"Hush--hush!" she said, in a low, terrified whisper. "Look! how still he stands! how pale he seems! Do not speak--do not move--hush! he must not hear your voice--I will go to him and tell him all--all--" She rose and stretched out her arms with a gesture of entreaty: "Guido! Guido!"

With a sudden chilled awe at my heart I looked toward the spot that thus riveted her attention--all was shrouded in deep gloom. She caught my arm.

"Kill him!" she whispered, fiercely--"kill him, and then I will love you! Ah!" and with an exclamation of fear she began to retire swiftly backward as though confronted by some threatening figure. "He is coming--nearer! No, no, Guido! You shall not touch me--you dare not--Fabio is dead and I am free--free!" She paused--her wild eyes gazed upward--did she see some horror there? She put up both hands as though to shield herself from some impending blow, and uttering a loud cry she fell prone on the stone floor insensible. Or dead? I balanced this question indifferently, as I looked down upon her inanimate form. The flavor of vengeance was hot in my mouth, and filled me with delirious satisfaction. True, I had been glad, when my bullet whizzing sharply through the air had carried death to Guido, but my gladness had been mingled with ruthfulness and regret. NOW, not one throb of pity stirred me--not the faintest emotion of tenderness, Ferrari's sin was great, but SHE tempted him--her crime outweighed his. And now--there she lay white and silent--in a swoon that was like death--that might be death for aught I knew--or cared! Had her lover's ghost indeed appeared before the eyes of her guilty conscience? I did not doubt it--I should scarcely have been startled had I seen the poor pale shadow of him by my side, as I musingly gazed upon the fair fallen body of the traitress who had wantonly wrecked both our lives.

"Ay, Guido," I muttered, half aloud--"dost see the work? Thou art avenged, frail spirit--avenged as well as I--part thou in peace from earth and its inhabitants!--haply thou shalt cleanse in pure fire the sins of thy lower nature, and win a final pardon; but for her--is hell itself black enough to match HER soul?"

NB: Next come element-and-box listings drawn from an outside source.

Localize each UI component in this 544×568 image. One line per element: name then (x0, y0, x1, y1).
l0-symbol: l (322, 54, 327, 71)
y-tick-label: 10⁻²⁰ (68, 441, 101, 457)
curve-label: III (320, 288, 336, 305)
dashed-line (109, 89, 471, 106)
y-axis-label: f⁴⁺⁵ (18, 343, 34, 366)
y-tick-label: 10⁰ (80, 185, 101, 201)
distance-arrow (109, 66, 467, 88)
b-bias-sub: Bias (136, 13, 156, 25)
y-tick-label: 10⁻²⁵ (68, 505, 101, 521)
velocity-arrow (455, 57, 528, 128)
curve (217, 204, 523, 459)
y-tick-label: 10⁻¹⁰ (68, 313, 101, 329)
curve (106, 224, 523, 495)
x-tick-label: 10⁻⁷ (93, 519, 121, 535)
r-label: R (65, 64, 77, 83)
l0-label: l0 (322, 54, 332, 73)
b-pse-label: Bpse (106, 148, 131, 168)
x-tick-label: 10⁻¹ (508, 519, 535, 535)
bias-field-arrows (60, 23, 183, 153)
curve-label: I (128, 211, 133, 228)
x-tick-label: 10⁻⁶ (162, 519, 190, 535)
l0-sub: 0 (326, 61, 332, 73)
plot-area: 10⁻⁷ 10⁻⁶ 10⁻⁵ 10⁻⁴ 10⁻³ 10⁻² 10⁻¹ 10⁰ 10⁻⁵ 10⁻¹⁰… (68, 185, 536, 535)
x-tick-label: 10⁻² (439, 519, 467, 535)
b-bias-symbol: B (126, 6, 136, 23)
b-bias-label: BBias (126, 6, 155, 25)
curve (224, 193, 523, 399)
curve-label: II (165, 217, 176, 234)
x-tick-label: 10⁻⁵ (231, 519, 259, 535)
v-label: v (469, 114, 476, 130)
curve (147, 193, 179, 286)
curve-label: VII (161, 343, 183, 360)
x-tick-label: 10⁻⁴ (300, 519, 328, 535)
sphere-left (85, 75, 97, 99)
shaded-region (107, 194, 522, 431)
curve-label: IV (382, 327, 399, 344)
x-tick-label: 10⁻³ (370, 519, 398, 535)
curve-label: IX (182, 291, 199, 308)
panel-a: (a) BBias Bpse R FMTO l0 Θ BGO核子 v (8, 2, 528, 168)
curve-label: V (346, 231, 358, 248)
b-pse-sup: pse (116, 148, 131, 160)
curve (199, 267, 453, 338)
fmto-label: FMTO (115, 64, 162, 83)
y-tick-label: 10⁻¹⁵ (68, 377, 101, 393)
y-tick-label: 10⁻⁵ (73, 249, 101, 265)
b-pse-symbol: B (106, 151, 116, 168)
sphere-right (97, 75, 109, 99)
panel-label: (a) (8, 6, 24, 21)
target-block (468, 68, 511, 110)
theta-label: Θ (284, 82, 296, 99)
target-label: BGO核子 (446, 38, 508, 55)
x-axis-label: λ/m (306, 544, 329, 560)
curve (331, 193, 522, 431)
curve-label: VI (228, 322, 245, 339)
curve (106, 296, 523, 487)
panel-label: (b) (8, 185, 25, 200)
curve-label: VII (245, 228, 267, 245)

And I slowly moved toward the stairway; it was time, I thought, with a grim resolve--TO LEAVE HER! Possibly she was dead--if not--why then she soon would be! I paused irresolute--the wild wind battered ceaselessly at the iron gateway, and wailed as though with a hundred voices of aerial creatures, lamenting. The torches were burning low, the darkness of the vault deepened. Its gloom concerned me little--I had grown familiar with its unsightly things, its crawling spiders, its strange uncouth beetles, the clusters of blue fungi on its damp walls. The scurrying noises made by bats and owls, who, scared by the lighted candles, were hiding themselves in holes and corners of refuge, startled me not at all--I was well accustomed to such sounds. In my then state of mind, an emperor's palace were less fair to me than this brave charnel house--this stone-mouthed witness of my struggle back to life and all life's misery. The deep-toned bell outside the cemetery struck ONE! We had been absent nearly two hours from the brilliant assemblage left at the hotel. No doubt we were being searched for everywhere--it mattered not! they would not come to seek us HERE. I went on resolutely toward the stair--as I placed my foot on the firm step of the ascent, my wife stirred from her recumbent position--her swoon had passed. She did not perceive me where I stood, ready to depart--she murmured something to herself in a low voice, and taking in her hand the falling tresses of her own hair she seemed to admire its color and texture, for she stroked it and restroked it and finally broke into a gay laugh--a laugh so out of all keeping with her surroundings, that it startled me more than her attempt to murder me.